Every week I’ll post about my progress and you can fill me in on yours! I can’t wait to get started! Let me know what your goals are! 


What I’d Do For A Good Body

March 2, 2016


My eyes darted across the room to my reflection in the mirror. My head turned away, frustrated, disgusted by the figure I saw, but I couldn’t help but glance back. I was tormented by the imperfections that overwhelmed me, but I couldn’t stop examining them. I pinched at any skin I could get my hands on and sucked in as I angled sideways. I just wanted a good body. A hot body. Thin thighs and a concave stomach. And I was willing to do anything to get it. 

At 14 I was terrified to be fat. Terrified. At less than 100 lbs it should have been the last thing on my mind, but I didn’t stop thinking about it. I skipped breakfast, avoided lunch, and purged my dinner the moment I could find time alone. I wanted a good body, and I was willing to starve myself to get it. 

By 16 I realized that avoiding food meant dodging too many questions, so I ate.
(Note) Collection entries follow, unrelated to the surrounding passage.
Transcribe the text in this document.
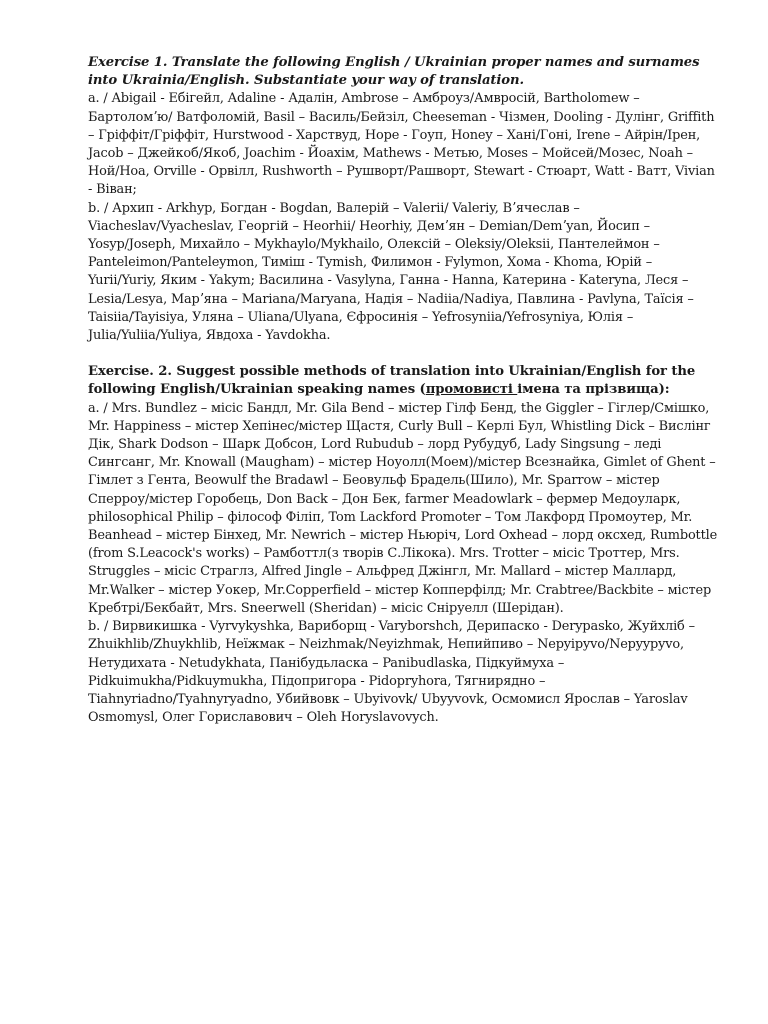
Exercise 1. Translate the following English / Ukrainian proper names and surnames into Ukrainia/English. Substantiate your way of translation.

a. / Abigail - Ебігейл, Adaline - Адалін, Ambrose – Амброуз/Амвросій, Bartholomew – Бартоломʼю/ Ватфоломій, Basil – Василь/Бейзіл, Cheeseman - Чізмен, Dooling - Дулінг, Griffith – Гріффіт/Гріффіт, Hurstwood - Харствуд, Hope - Гоуп, Honey – Хані/Гоні, Irene – Айрін/Ірен, Jacob – Джейкоб/Якоб, Joachim - Йоахім, Mathews - Метью, Moses – Мойсей/Мозес, Noah – Ной/Ноа, Orville - Орвілл, Rushworth – Рушворт/Рашворт, Stewart - Стюарт, Watt - Ватт, Vivian - Віван;

b. / Архип - Arkhyp, Богдан - Bogdan, Валерій – Valerii/ Valeriy, Вʼячеслав – Viacheslav/Vyacheslav, Георгій – Heorhii/ Heorhiy, Демʼян – Demian/Demʼyan, Йосип – Yosyp/Joseph, Михайло – Mykhaylo/Mykhailo, Олексій – Oleksiy/Oleksii, Пантелеймон – Panteleimon/Panteleymon, Тиміш - Tymish, Филимон - Fylymon, Хома - Khoma, Юрій – Yurii/Yuriy, Яким - Yakym; Василина - Vasylyna, Ганна - Hanna, Катерина - Kateryna, Леся – Lesia/Lesya, Марʼяна – Mariana/Maryana, Надія – Nadiia/Nadiya, Павлина - Pavlyna, Таїсія – Taisiia/Tayisiya, Уляна – Uliana/Ulyana, Єфросинія – Yefrosyniia/Yefrosyniya, Юлія – Julia/Yuliia/Yuliya, Явдоха - Yavdokha.

Exercise. 2. Suggest possible methods of translation into Ukrainian/English for the following English/Ukrainian speaking names (промовисті імена та прізвища):

a. / Mrs. Bundlez – місіс Бандл, Mr. Gila Bend – містер Гілф Бенд, the Giggler – Гіглер/Смішко, Mr. Happiness – містер Хепінес/містер Щастя, Curly Bull – Керлі Бул, Whistling Dick – Вислінг Дік, Shark Dodson – Шарк Добсон, Lord Rubudub – лорд Рубудуб, Lady Singsung – леді Сингсанг, Mr. Knowall (Maugham) – містер Ноуолл(Моем)/містер Всезнайка, Gimlet of Ghent – Гімлет з Гента, Beowulf the Bradawl – Беовульф Брадель(Шило), Mr. Sparrow – містер Сперроу/містер Горобець, Don Back – Дон Бек, farmer Meadowlark – фермер Медоуларк, philosophical Philip – філософ Філіп, Tom Lackford Promoter – Том Лакфорд Промоутер, Mr. Beanhead – містер Бінхед, Mr. Newrich – містер Ньюріч, Lord Oxhead – лорд оксхед, Rumbottle (from S.Leacock's works) – Рамботтл(з творів С.Лікока). Mrs. Trotter – місіс Троттер, Mrs. Struggles – місіс Стрaглз, Alfred Jingle – Альфред Джінгл, Mr. Mallard – містер Маллард, Mr.Walker – містер Уокер, Mr.Copperfield – містер Копперфілд; Mr. Crabtree/Backbite – містер Кребтрі/Бекбайт, Mrs. Sneerwell (Sheridan) – місіс Сніруелл (Шерідан).

b. / Вирвикишка - Vyrvykyshka, Вариборщ - Varyborshch, Дерипаско - Deryрasko, Жуйхліб – Zhuikhlib/Zhuykhlib, Неїжмак – Neizhmak/Neyizhmak, Непийпиво – Nepyipyvo/Nepyypyvo, Нетудихата - Netudykhata, Панібудьласка – Panibudlaska, Підкуймуха – Pidkuimukha/Pidkuymukha, Підопригора - Pidopryhora, Тягнирядно – Tiahnyriadno/Tyahnyryadno, Убийвовк – Ubyivovk/ Ubyyvovk, Осмомисл Ярослав – Yaroslav Osmomysl, Олег Гориславович – Oleh Horyslavovych.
I ate and I purged in secret. Anything I felt was too much for what my body needed, I got rid of the moment I could find a bathroom. I wanted a good body, a hot body, and I was willing to secretly haul nutrients out to get it. 

What I'd Do For A Good Body

For years I struggled with my body image. Hating my body, wishing I could change it. Coveting girls with smaller breasts and thin thighs. I swung drastically from an unhealthy preoccupation with food to not caring at all what I put in my body (believing that if I concerned myself with food I would fall back into old habits). All of my understanding of what it meant to have a good body was purely visual. Good bodies = hot bodies. 

It took time, but I eventually learned how to love myself and treat my body better. Although, I still had some pretty skewed ideas about body that I didn’t even realize were there. I was happy with who I was and content with how I looked, but deep down, I still craved a good body. Who doesn’t want to be hot?

Before we turned 30, Clark and I were both determined to be in the best shape of our lives. We loved running and working out together and had made a pledge to be at our peak physical fitness by our 30th birthdays. We wanted to be healthy, sure, but there was some visual motivation to look good too!

That year leading up to my 30th birthday brought on challenges I could have never imagined. I was determined to work hard for that killer bod, but something was going wrong. I just couldn’t keep up. My body wasn’t working the way it was supposed to.

2 days before my 30th birthday, instead of celebrating my new rock hard abs, I sat in a neurologists office and learned that I had Multiple Sclerosis. My body was failing.  I struggled to climb a set of stairs. Some days I could hardly hold my body weight upright. I had lost muscle mass and my body was failing me. I was thin, but I didn’t care. That didn’t matter anymore. I can remember turning to Clark and uttering the words, “I’d do anything for a good body.”

Not thin thighs. I needed strong legs that could carry me. 
Not sculpted abs. I needed a frame that could hold me.
Not limited food. I needed nutrition that would fuel me.
I just wanted a good body. Like, an actual good body. 

Today my eyes darted across the room to my reflection in the mirror. The edge of my lips turned up into a smile as I looked confidently at my reflection. I was unbothered by the imperfections reflected back at me. Today I was determined to find strength. Strength to walk. Strength to live. Strength to be. I want a good body. A strong, capable body that won’t fail me. A nourished, healthy body that will carry me through the day. I’ll do anything for a good body, but that’s means something completely different to me today than it once did. 

There are so many days now I wish I could go back to that 14 year old girl who abused and destroyed the body she had. I wish I could go back and help her see how awesome she could feel, and even look, if she fuelled her body for the life she really wanted to live. I wish the years I had with a good body were better used. If only I knew then what I know now.  

Let’s change what a “good body” means and do whatever it takes to keep our bodies good for as long as we can. You in?